Speaker
Description
Hoses for applications in the automotive industry are mainly made of fiber-reinforced rubber, with reinforcements ranging from nylon to steel. The properties of this reinforcement layer largely determine the deformation behaviour under internal pressure loading. For optimal space utilization and to meet certain design requirements, hoses are rarely straight but are often curved. These curved sections can be regarded as parts of a torus. This work investigates the role of fiber orientation in the analysis and simulation of helically reinforced, pressurized tori. Therefore, the concept of the neutral wrapping angle of a straight hose is analytically extended to a torus.
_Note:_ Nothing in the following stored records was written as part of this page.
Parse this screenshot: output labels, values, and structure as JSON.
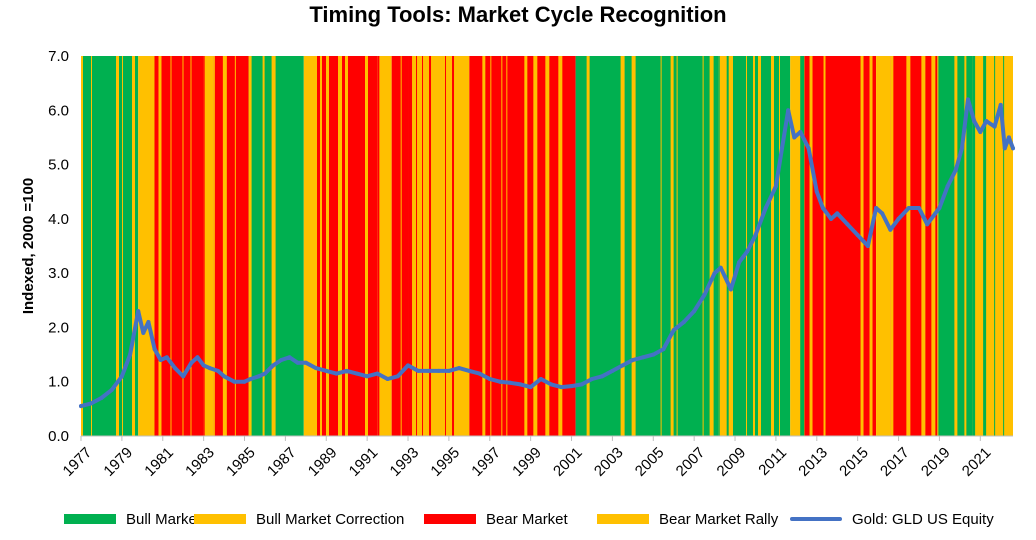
{
  "chart_data": {
    "type": "line",
    "title": "Timing Tools: Market Cycle Recognition",
    "ylabel": "Indexed, 2000 =100",
    "xlabel": "",
    "ylim": [
      0,
      7
    ],
    "yticks": [
      "0.0",
      "1.0",
      "2.0",
      "3.0",
      "4.0",
      "5.0",
      "6.0",
      "7.0"
    ],
    "xlim": [
      1977,
      2022.6
    ],
    "xticks": [
      "1977",
      "1979",
      "1981",
      "1983",
      "1985",
      "1987",
      "1989",
      "1991",
      "1993",
      "1995",
      "1997",
      "1999",
      "2001",
      "2003",
      "2005",
      "2007",
      "2009",
      "2011",
      "2013",
      "2015",
      "2017",
      "2019",
      "2021"
    ],
    "legend_position": "bottom",
    "regime_colors": {
      "bull": "#00b050",
      "bull_correction": "#ffc000",
      "bear": "#ff0000",
      "bear_rally": "#ffc000"
    },
    "legend": [
      {
        "key": "bull",
        "label": "Bull Market",
        "kind": "area",
        "color": "#00b050"
      },
      {
        "key": "bull_correction",
        "label": "Bull Market Correction",
        "kind": "area",
        "color": "#ffc000"
      },
      {
        "key": "bear",
        "label": "Bear Market",
        "kind": "area",
        "color": "#ff0000"
      },
      {
        "key": "bear_rally",
        "label": "Bear Market Rally",
        "kind": "area",
        "color": "#ffc000"
      },
      {
        "key": "gold",
        "label": "Gold: GLD US Equity",
        "kind": "line",
        "color": "#4472c4"
      }
    ],
    "regimes": [
      {
        "start": 1977.0,
        "end": 1979.8,
        "state": "bull"
      },
      {
        "start": 1979.8,
        "end": 1980.4,
        "state": "bull_correction"
      },
      {
        "start": 1980.4,
        "end": 1983.0,
        "state": "bear"
      },
      {
        "start": 1983.0,
        "end": 1983.5,
        "state": "bear_rally"
      },
      {
        "start": 1983.5,
        "end": 1985.2,
        "state": "bear"
      },
      {
        "start": 1985.2,
        "end": 1987.9,
        "state": "bull"
      },
      {
        "start": 1987.9,
        "end": 1988.4,
        "state": "bull_correction"
      },
      {
        "start": 1988.4,
        "end": 1991.5,
        "state": "bear"
      },
      {
        "start": 1991.5,
        "end": 1992.2,
        "state": "bear_rally"
      },
      {
        "start": 1992.2,
        "end": 1993.0,
        "state": "bear"
      },
      {
        "start": 1993.0,
        "end": 1996.0,
        "state": "bear_rally"
      },
      {
        "start": 1996.0,
        "end": 2001.2,
        "state": "bear"
      },
      {
        "start": 2001.2,
        "end": 2008.2,
        "state": "bull"
      },
      {
        "start": 2008.2,
        "end": 2008.9,
        "state": "bull_correction"
      },
      {
        "start": 2008.9,
        "end": 2011.7,
        "state": "bull"
      },
      {
        "start": 2011.7,
        "end": 2012.4,
        "state": "bull_correction"
      },
      {
        "start": 2012.4,
        "end": 2015.9,
        "state": "bear"
      },
      {
        "start": 2015.9,
        "end": 2016.6,
        "state": "bear_rally"
      },
      {
        "start": 2016.6,
        "end": 2018.9,
        "state": "bear"
      },
      {
        "start": 2018.9,
        "end": 2020.6,
        "state": "bull"
      },
      {
        "start": 2020.6,
        "end": 2022.6,
        "state": "bull_correction"
      }
    ],
    "series": [
      {
        "name": "Gold: GLD US Equity",
        "color": "#4472c4",
        "x": [
          1977.0,
          1977.5,
          1978.0,
          1978.5,
          1979.0,
          1979.4,
          1979.8,
          1980.05,
          1980.3,
          1980.6,
          1980.9,
          1981.2,
          1981.6,
          1982.0,
          1982.4,
          1982.7,
          1983.0,
          1983.3,
          1983.7,
          1984.0,
          1984.5,
          1985.0,
          1985.3,
          1985.7,
          1986.0,
          1986.4,
          1986.8,
          1987.2,
          1987.6,
          1988.0,
          1988.5,
          1989.0,
          1989.5,
          1990.0,
          1990.5,
          1991.0,
          1991.5,
          1992.0,
          1992.5,
          1993.0,
          1993.5,
          1994.0,
          1994.5,
          1995.0,
          1995.5,
          1996.0,
          1996.5,
          1997.0,
          1997.5,
          1998.0,
          1998.5,
          1999.0,
          1999.5,
          2000.0,
          2000.5,
          2001.0,
          2001.5,
          2002.0,
          2002.5,
          2003.0,
          2003.5,
          2004.0,
          2004.5,
          2005.0,
          2005.5,
          2006.0,
          2006.5,
          2007.0,
          2007.5,
          2008.0,
          2008.3,
          2008.8,
          2009.2,
          2009.6,
          2010.0,
          2010.5,
          2011.0,
          2011.3,
          2011.6,
          2011.9,
          2012.2,
          2012.6,
          2013.0,
          2013.3,
          2013.7,
          2014.0,
          2014.5,
          2015.0,
          2015.5,
          2015.9,
          2016.2,
          2016.6,
          2017.0,
          2017.5,
          2018.0,
          2018.4,
          2018.8,
          2019.0,
          2019.4,
          2019.8,
          2020.1,
          2020.4,
          2020.7,
          2021.0,
          2021.3,
          2021.7,
          2022.0,
          2022.2,
          2022.4,
          2022.6
        ],
        "values": [
          0.55,
          0.6,
          0.7,
          0.85,
          1.1,
          1.5,
          2.3,
          1.9,
          2.1,
          1.6,
          1.4,
          1.45,
          1.25,
          1.1,
          1.35,
          1.45,
          1.3,
          1.25,
          1.2,
          1.1,
          1.0,
          1.0,
          1.05,
          1.1,
          1.15,
          1.3,
          1.4,
          1.45,
          1.35,
          1.35,
          1.25,
          1.2,
          1.15,
          1.2,
          1.15,
          1.1,
          1.15,
          1.05,
          1.1,
          1.3,
          1.2,
          1.2,
          1.2,
          1.2,
          1.25,
          1.2,
          1.15,
          1.05,
          1.0,
          0.98,
          0.95,
          0.9,
          1.05,
          0.95,
          0.9,
          0.92,
          0.95,
          1.05,
          1.1,
          1.2,
          1.3,
          1.4,
          1.45,
          1.5,
          1.6,
          1.95,
          2.1,
          2.3,
          2.6,
          3.0,
          3.1,
          2.7,
          3.2,
          3.4,
          3.7,
          4.2,
          4.6,
          5.3,
          6.0,
          5.5,
          5.6,
          5.3,
          4.5,
          4.2,
          4.0,
          4.1,
          3.9,
          3.7,
          3.5,
          4.2,
          4.1,
          3.8,
          4.0,
          4.2,
          4.2,
          3.9,
          4.1,
          4.2,
          4.6,
          4.9,
          5.3,
          6.2,
          5.8,
          5.6,
          5.8,
          5.7,
          6.1,
          5.3,
          5.5,
          5.3
        ]
      }
    ]
  }
}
This specific angle establishes an iso-sinusoidal load condition by balancing axial and circumferential stresses. It varies for a torus along the cross-section due to fluctuating circumferential stresses. Additionally, because of the curvature of the torus, the geometrical wrapping angle is not constant. Bending a reinforced straight hose or winding fibers onto a toroidal part inherently creates varying geometrical wrapping angles, which follow a similar pattern to the neutral wrapping angles but differ quantitatively. Using the finite element method and suitable modeling approaches, we analyze this difference as well as the interplay between fiber orientation and curvature effects on toroidal deformations. Specifically, we examine how deviations from the neutral wrapping angle superpose with the Bourdon effect. These interactions underscore the need for precise modeling of varying wrapping angles, especially in highly curved toroidal geometries. Finally, the potential of toroidal geodesics for optimal reinforcement paths is explored, as they wind around the torus in a spiral manner.